[LONDON] Oil prices slumped on Monday to nearly 6-year lows under US$48 (S$64) per barrel, hurting the energy sector, but eurozone stock markets pushed higher on stimulus hopes.
Brent crude for February delivery collapsed to US$47.18 - the lowest since late April 2009 - before recovering slightly to US$47.57. US benchmark West Texas Intermediate (WTI) for February hit a similar trough at US$45.90 a barrel.
The latest heavy falls came after US investment bank Goldman Sachs cut its price outlook as a glut in global crude supply persists.
"Oil was once more the recipient of dismal data as Goldman Sachs downgraded its forecasts for the commodity, from an average price of US$83 per barrel in 2015 to US$50," said Spreadex analyst Connor Campbell.

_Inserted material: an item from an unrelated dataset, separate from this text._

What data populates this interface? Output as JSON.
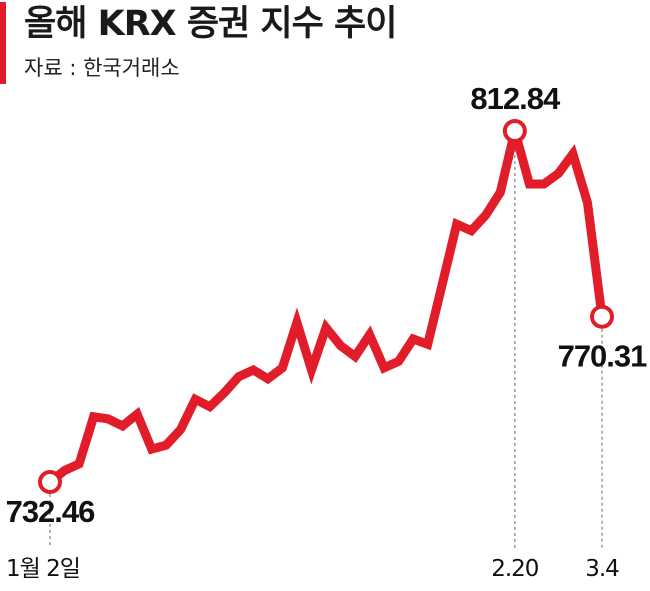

"At this point it's really just panic selling out of fear of how low oil prices could go," as the fundamental reasons for the decline are well known, said market analyst Jasper Lawler at CMC Markets UK.
Global oil prices have more than halved since June, dented also by demand jitters arising from the faltering world economy.
Eurozone equities were however buoyed Monday by persistent hopes of quantitative easing (QE) stimulus from the European Central Bank, dealers said.
Frankfurt's DAX 30 per cent climbed 1.38 per cent to close at 9,781.9 points and the CAC 40 in Paris gained 1.18 per cent to 4,228.24.
Milan rose 0.95 per cent and Madrid added 0.81 per cent.
London's benchmark FTSE 100 index ended the day essentially flat at 6,502.14 points, as energy company shares were punished by the oil prices.
Market expectations are growing that ECB chief Mario Draghi could decide to implement QE, or bond-buying, in order to combat deflation in the 19-nation eurozone.
"Some form of quantitative easing (QE) is clearly on the table," noted economist Neil MacKinnon at Russian financial services group VTB Capital.
Draghi had stated earlier this month that the ECB could launch a QE programme of purchasing government bonds to protect the eurozone from deflation.
Some analysts believe the ECB now has little choice to do so at its next meeting on January 22, as data showed last week that eurozone consumer prices sank 0.2 per cent last month, in the first fall in five years.
Deflation is defined as an extended period of falling prices where consumers begin to put off purchases in expectation they will fall further, sparking a damaging cycle of falling production, employment and prices.
"With plunging oil prices, Europe actually in deflation and declining inflation rates across the world, the spectre of a deflationary spiral is certainly a possibility," warned London Capital Group dealer Jonathan Sudaria.
Wall Street stocks slid Monday as many energy equities sank on the plunging oil prices.
The Dow Jones Industrial Average shed 0.52 per cent to stand at 17,645.53 points in midday trading.
The broad-based S&P 500 dropped 0.62 per cent to 2,032.21, while the tech-rich Nasdaq Composite Index fell 0.82 per cent to 4,665.27.
Elsewhere, most Asian stock markets also retreated after a sell-off in New York at the end of last week in response to data showing weak US wage growth.
The news on wages, which overshadowed another forecast-beating rise in job creation, pushed the dollar down against the euro because it complicates the Federal Reserve's plans to raise interest rates.
Meanwhile, London investors digested news of an impressive takeover in the drugs sector.
British drugmaker Shire revealed on Sunday that it has agreed to buy US rival NPS Pharmaceuticals for US$5.2 billion.
The deal, which has been agreed by the management of both companies, comes two months after the collapse of US drugs giant AbbVie's US$54-billion takeover of Shire.
Shire stock dropped 0.84 per cent to close at 4,701.00 pence.
"Not only should this acquisition boost the company's operational strength but will also help ward off any other lingering suitors," said IG analyst Alastair McCaig.
In foreign exchange on Monday, the euro declined to US$1.1828, from US$1.1842 late on Friday in New York.
On the London Bullion Market, gold rose to US$1,226.50 an ounce from US$1,217.75 on Friday.